Appeal Court Overturns EC$176,500 Award Against Digicel

A key appellate court has thrown out a previous multi-thousand dollar compensation award against regional telecommunications giant Digicel, ruling the company was unjustly denied a fundamental right to a fair legal process in the original employment dispute. On 19 May, the Eastern Caribbean Court of Appeal officially vacated the September 2023 ruling from the lower Industrial Court, which had ordered Digicel to pay former employee Karl Skepple a total of EC$176,500 in compensation for alleged unfair dismissal. The appellate judges have now ordered that the entire dispute be reheard by a newly assembled Industrial Court tribunal.

The case stretches back nearly a decade, to August 2015, when Digicel terminated Skepple’s employment following an internal disciplinary investigation. The company moved to dismiss Skepple after substantiating allegations that he had made unwanted inappropriate sexual advances toward a fellow member of staff. Six years after his termination, in 2016, Skepple launched a formal legal claim against Digicel at the Industrial Court, arguing his dismissal was unlawful and unfair.

In the original 2023 proceeding, the Industrial Court moved forward with its full hearing and ultimately ruled in Skepple’s favor despite the complete absence of any legal representation for Digicel or any company representative to present the firm’s side of the case. The tribunal subsequently granted the former employee the EC$176,500 award, which covered both lost earnings and damages for unfair dismissal.

Digicel immediately challenged the ruling on appeal, arguing that the original Industrial Court tribunal had violated the company’s constitutionally protected right to a fair hearing. The telecom firm’s legal team explained that counsel had requested an adjournment of the original hearing due to an unresolvable scheduling conflict with a separate ongoing matter in the High Court, noting that Digicel’s attorney had only received five full days’ advance notice of the Industrial Court hearing date. That request for an adjournment was rejected by the original tribunal.

After reviewing the appeal, appellate judges concluded that the lower Industrial Court had improperly handled the adjournment request: rather than conducting a full assessment of the merits of Digicel’s reasoning for seeking a delay, the tribunal improperly centered its decision solely on whether Skepple’s legal team consented to the adjournment.

While the appellate court did publicly criticize Digicel for its own procedural missteps in the case, specifically repeated delays in filing required witness statements, judges emphasized that these shortcomings did not forfeit the company’s core legal rights to cross-examine opposing witnesses and present formal legal arguments to the tribunal.

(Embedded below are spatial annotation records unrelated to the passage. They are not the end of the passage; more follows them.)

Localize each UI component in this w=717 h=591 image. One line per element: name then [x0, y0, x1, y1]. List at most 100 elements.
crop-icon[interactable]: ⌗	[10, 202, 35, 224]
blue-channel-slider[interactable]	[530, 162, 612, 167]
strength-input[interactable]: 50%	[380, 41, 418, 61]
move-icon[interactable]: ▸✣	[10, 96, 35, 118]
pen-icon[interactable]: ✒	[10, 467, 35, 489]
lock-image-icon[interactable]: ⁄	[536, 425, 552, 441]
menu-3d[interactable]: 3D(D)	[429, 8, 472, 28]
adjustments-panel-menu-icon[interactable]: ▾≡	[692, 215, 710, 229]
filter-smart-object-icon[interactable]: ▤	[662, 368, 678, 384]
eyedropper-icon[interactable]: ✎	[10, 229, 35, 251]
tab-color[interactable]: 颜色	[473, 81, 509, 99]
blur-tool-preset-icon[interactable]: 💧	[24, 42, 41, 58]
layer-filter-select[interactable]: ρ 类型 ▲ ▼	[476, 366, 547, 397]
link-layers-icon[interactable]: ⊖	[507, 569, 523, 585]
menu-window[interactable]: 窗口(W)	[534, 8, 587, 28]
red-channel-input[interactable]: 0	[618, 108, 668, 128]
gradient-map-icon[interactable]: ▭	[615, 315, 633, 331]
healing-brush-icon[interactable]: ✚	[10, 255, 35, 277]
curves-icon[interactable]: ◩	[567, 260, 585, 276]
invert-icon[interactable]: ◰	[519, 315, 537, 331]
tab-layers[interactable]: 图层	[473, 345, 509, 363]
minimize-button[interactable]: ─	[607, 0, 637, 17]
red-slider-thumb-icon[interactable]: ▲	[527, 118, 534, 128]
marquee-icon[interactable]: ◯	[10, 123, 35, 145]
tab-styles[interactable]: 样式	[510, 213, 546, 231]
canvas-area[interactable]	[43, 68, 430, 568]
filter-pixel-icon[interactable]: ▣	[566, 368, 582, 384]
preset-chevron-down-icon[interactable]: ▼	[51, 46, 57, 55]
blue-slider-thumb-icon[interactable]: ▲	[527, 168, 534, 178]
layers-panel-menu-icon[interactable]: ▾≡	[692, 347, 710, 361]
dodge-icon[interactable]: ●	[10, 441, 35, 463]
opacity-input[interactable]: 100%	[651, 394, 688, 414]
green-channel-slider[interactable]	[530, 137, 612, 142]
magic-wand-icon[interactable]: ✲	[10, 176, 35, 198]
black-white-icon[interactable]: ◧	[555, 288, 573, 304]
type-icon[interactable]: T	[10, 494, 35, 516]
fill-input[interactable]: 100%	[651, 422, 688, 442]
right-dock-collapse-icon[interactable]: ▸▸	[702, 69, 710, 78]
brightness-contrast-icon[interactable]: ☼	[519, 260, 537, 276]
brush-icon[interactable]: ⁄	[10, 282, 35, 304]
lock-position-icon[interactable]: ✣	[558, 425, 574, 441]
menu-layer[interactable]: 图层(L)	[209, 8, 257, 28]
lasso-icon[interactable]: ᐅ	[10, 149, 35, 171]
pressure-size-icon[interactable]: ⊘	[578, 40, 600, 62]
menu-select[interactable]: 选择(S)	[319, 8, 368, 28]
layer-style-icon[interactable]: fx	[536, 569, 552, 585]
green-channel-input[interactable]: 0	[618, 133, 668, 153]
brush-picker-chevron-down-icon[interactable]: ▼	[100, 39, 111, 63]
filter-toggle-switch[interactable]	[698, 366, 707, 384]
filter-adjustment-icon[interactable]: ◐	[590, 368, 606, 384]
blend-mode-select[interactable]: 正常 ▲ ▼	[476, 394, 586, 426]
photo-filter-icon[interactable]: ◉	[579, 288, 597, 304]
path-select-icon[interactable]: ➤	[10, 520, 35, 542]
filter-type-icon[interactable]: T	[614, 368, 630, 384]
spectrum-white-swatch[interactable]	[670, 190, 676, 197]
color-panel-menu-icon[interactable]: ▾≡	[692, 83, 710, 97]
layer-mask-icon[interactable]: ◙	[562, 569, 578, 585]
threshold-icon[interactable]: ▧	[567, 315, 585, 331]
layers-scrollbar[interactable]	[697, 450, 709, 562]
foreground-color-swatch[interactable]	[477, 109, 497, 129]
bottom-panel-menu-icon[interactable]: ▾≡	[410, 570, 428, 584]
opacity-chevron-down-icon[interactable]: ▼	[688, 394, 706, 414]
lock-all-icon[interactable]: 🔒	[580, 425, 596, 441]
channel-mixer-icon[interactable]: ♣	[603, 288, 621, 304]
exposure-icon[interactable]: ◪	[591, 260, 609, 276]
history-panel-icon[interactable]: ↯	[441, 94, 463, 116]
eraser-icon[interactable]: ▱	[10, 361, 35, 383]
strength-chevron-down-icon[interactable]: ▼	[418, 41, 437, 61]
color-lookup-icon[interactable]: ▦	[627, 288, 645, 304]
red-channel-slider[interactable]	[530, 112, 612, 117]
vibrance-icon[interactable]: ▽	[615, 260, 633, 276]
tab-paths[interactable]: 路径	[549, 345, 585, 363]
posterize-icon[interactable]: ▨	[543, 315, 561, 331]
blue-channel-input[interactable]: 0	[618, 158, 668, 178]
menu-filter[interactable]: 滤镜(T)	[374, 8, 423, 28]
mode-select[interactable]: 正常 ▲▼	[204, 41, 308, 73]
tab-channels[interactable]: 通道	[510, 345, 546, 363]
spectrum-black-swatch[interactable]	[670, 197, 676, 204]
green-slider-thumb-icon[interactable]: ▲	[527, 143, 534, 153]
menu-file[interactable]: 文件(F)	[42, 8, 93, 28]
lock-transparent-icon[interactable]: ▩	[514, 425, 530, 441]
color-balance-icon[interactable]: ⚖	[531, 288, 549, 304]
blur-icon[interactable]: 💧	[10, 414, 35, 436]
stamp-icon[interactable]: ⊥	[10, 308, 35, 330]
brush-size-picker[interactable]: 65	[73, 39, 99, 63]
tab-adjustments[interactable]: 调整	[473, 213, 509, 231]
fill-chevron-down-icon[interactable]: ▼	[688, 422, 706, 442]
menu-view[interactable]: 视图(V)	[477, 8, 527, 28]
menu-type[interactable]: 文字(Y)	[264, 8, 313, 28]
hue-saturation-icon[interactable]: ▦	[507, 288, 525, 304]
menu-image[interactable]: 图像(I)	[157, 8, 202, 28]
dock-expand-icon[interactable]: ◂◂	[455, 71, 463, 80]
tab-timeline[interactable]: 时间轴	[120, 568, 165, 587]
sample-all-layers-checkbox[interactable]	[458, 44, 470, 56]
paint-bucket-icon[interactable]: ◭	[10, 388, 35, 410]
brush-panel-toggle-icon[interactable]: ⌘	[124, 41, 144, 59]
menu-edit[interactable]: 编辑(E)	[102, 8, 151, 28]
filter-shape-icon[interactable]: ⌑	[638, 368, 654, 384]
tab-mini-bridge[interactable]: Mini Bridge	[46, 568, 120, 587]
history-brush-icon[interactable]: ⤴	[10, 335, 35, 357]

In its written judgment, the Court of Appeal underscored that “The right to legal representation and the right to be heard are fundamental entitlements.”

With the original ruling now fully set aside, the entire dispute will return to the Industrial Court for a complete new hearing before a different panel of tribunal members, allowing both parties to fully present their cases in line with constitutional fair hearing requirements.